Accordingly, personal representatives have been passed over in a wide variety of circumstances, from cases where the representative is serving a long sentence of imprisonment (In the Estate of S, decd  P 302) to a case where the potential representative was “a dissipated man, who was mismanaging a public house which was part of the estate, and of which he refused to give up possession” (In the Goods of Ardern  P 147).

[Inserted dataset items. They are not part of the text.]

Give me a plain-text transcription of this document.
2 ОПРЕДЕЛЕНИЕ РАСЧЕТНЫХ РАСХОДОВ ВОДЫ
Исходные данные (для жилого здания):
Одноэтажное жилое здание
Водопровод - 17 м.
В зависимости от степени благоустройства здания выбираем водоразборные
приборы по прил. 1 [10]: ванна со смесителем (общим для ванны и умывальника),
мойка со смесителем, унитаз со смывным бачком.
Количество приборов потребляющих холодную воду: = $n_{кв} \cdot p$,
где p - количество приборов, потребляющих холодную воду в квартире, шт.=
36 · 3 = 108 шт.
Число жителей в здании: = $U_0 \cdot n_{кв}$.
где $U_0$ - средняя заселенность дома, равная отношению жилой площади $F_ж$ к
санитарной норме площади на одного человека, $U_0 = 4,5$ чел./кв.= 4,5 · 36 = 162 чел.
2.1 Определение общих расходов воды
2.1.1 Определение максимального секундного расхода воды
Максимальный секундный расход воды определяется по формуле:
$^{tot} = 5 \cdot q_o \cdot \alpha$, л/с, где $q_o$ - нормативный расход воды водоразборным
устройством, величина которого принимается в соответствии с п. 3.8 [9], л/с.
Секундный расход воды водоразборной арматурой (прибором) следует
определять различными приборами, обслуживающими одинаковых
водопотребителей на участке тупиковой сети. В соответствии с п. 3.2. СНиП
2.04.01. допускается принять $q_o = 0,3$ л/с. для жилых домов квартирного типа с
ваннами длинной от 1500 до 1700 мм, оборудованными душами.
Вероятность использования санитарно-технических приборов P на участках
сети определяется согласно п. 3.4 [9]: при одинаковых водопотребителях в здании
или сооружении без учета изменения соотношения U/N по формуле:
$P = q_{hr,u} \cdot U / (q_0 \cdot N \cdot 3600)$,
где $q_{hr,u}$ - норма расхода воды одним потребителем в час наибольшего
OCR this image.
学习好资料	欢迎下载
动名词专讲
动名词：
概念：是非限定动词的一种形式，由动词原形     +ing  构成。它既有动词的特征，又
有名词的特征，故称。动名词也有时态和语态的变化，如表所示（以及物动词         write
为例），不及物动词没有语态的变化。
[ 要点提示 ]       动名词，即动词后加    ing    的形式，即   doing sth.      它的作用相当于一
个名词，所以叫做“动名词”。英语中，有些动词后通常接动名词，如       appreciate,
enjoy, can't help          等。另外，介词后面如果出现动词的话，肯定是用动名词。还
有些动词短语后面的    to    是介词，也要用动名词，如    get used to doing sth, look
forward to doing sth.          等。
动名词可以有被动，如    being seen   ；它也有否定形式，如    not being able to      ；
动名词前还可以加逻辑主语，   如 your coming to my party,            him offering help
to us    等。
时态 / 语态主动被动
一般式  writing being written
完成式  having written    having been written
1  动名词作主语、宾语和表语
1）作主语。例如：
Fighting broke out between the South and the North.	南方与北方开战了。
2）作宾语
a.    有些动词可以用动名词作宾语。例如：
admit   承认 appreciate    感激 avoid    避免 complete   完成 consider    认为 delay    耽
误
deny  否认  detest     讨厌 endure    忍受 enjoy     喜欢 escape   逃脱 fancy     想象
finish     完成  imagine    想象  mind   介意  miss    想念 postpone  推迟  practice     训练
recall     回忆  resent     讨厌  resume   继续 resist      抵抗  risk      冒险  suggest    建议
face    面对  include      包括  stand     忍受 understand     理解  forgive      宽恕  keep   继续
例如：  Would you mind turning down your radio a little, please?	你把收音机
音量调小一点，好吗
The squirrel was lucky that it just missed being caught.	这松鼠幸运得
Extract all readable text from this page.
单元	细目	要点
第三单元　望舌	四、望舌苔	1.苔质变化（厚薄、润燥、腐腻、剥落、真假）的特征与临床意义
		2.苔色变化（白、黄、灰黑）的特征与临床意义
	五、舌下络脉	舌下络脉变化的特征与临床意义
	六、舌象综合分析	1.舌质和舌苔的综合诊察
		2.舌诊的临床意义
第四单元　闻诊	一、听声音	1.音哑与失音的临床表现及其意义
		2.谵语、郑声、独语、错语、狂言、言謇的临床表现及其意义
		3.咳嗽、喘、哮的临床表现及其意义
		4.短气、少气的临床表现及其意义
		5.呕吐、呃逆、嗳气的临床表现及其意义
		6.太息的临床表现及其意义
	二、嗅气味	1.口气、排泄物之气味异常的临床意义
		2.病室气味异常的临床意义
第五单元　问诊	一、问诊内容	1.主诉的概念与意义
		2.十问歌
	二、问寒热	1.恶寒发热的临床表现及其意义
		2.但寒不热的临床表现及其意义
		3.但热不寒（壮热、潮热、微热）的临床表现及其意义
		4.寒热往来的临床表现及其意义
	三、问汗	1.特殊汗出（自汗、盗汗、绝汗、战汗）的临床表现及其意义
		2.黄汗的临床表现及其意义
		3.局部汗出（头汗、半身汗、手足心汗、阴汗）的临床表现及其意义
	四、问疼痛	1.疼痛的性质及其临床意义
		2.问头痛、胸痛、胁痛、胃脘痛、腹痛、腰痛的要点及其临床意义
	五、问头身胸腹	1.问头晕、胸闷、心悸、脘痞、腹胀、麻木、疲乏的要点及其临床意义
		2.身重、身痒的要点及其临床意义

Section 50 of the Administration of Justice Act 1985 gives the High Court jurisdiction to terminate the appointment of a personal representative and/or to appoint a substitute in place of an existing personal representative. The application can be made by or on behalf of a beneficiary of the estate or one of the other personal representatives. Such claims must also be brought in the High Court but they are assigned to the Chancery Division (see CPR r 57.13(2)). The section itself does not set down a test for removal/substitution, but the authorities have confirmed that the Court’s main concern will be the interests of the beneficiaries and the proper administration of the estate. A useful summary of the relevant test might be found at paragraph 80 of Sales J’s decision in National Westminster Bank plc v Lucas  WTLR 637: a personal representative might be removed where there is a real risk that (s)he will not act fairly and conscientiously in that office or if (s)he cannot be expected to continue to carry out the administration of the estate in an effective and proper manner.
It had previously been thought that the s 116 jurisdiction was to be used in those cases where a grant of representation had not yet been taken out, and that the s 50 jurisdiction was only to be used where problems arose post-grant. However, in In re Goodman, decd  Ch 186, Newey J held that the s 50 jurisdiction could in fact be used to remove an executor who had not yet taken a grant of probate.
The decision in Goodman, which seemed to run against earlier Court of Appeal dicta, is plainly an important one, and the Judge accepted that there will now be a considerable overlap between the s 116 and the s 50 jurisdictions. However, it certainly does not mean that s 116 is likely to become redundant. In the first place, it will continue to be the only means of passing over a potential administrator prior to the grant in the case of an intestacy. It was confirmed in Goodman that s 50 could apply to executors, but not to prospective administrators, in cases where no grant of representation had yet been made. The reason for the difference in treatment lies in the fact that an executor derives title from the Will, whereas an administrator can only derive title from their appointment as such by the Court.
In addition, s 116 will remain of particular relevance in certain cases where s 50 is unlikely to be appropriate/available, such as those difficult cases where a grant (often limited) is sought at an early stage for the purpose of enabling one particular party to decide upon the appropriate disposal of the deceased’s remains: see, for example, Ibuna v Arroyo  WTLR 827.